Liputan6.com, Aceh - Perempuan bernama Anna Brones dalam artikelnya di sebuah situs yang khusus mengulas tentang budaya minum kopi di dunia, pernah menulis tentang kaitan antara kopi dan buku. Dia membuka tulisannya dengan mengutip puisi dari RM Engelhardt.
"A smoke, a book, a cup of coffee. These are the little things that get us through this sometimes weary world and all the rainy days," demikian potongan yang dapat ditemukan dalam buku sang penyair dari benua Amerika berjudul The Resurrection Waltz itu.
Ada hubungan antara kopi dan buku yang melampaui batas-batas perasaan yang disebut oleh Anna sebagai sesuatu yang "nyaman", ketika seseorang mengangkat secangkir kopi, sementara, tangan yang lainnya membalik halaman buku yang sedang ia baca. Ya, mungkin tidak semua orang sependapat, tetapi, itu adalah momen —eksklusif, bahkan, untuk dijadikan sampul sebuah buku, mungkin gambar dengan aktivitas seperti itu akan sangat estetik.
Advertisement
Namun, apakah secangkir kopi bisa melangkaui bintalak-bintalak yang jauh lebih dalam dari sebatas hari berhujan yang sedang membalut dunia yang terkadang melelahkan seperti kata Engelhardt? Sepertinya ini akan jauh lebih serius, dan akan lebih lekat dengan dunia seorang lelaki beserta setumpuk misteri dari kesunyian yang disimpan oleh mereka.
"Ada saatnya dalam hidupmu, engkau ingin sendiri saja bersama angin, menceritakan seluruh rahasia, lalu meneteskan air mata."
Tidak terbayangkan rasanya andai di dalam kutipan di atas, rupanya Bung Karno telah lupa menaruh kalimat kunci di dalam perasingan tadi. Akan menjadi "Ada saatnya dalam hidupmu, engkau ingin sendiri saja bersama angin serta 'secangkir kopi', menceritakan seluruh rahasia, lalu meneteskan air mata."
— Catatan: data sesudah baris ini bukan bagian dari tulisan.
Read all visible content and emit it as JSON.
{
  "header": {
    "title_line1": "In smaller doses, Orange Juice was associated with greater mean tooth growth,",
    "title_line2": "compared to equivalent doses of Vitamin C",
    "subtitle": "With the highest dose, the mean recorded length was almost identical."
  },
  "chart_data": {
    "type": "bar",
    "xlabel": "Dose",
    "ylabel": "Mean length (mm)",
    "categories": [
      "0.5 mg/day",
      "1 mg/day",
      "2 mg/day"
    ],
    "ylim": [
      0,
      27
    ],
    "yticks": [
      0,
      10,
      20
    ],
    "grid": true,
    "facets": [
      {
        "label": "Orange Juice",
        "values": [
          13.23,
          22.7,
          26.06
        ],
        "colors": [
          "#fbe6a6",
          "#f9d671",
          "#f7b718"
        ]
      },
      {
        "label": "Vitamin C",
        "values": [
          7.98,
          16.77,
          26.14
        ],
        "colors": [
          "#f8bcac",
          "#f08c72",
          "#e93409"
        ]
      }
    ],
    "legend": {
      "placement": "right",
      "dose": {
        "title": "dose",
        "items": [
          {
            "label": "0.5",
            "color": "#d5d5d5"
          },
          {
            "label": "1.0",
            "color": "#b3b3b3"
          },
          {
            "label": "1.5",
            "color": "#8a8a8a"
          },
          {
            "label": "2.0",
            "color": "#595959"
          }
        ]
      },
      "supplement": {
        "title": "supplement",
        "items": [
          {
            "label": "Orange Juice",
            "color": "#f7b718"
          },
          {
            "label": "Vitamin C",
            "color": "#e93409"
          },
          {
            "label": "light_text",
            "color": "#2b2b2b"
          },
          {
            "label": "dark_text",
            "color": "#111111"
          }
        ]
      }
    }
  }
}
Namun, itu hanya lanturan, maka, lupakan saja. Tapi, terlepas di mana saja seseorang ingin menyesap secangkir kopi sembari menjatuhkan diri ke dalam ruang-ruang kecil yang disebut kontemplasi, tidak ada salahnya datang ke Tanah Gayo, tempat seseorang akan diberi sepaket lengkap dari momen estetis ketika menikmati secangkir kopi sambil menceritakan semuanya kepada mayapada atau membisikkan sesuatu kepada udara, di antara ngarai dan Lut Tawar, sesaat sebelum senja kembali ke tetirah.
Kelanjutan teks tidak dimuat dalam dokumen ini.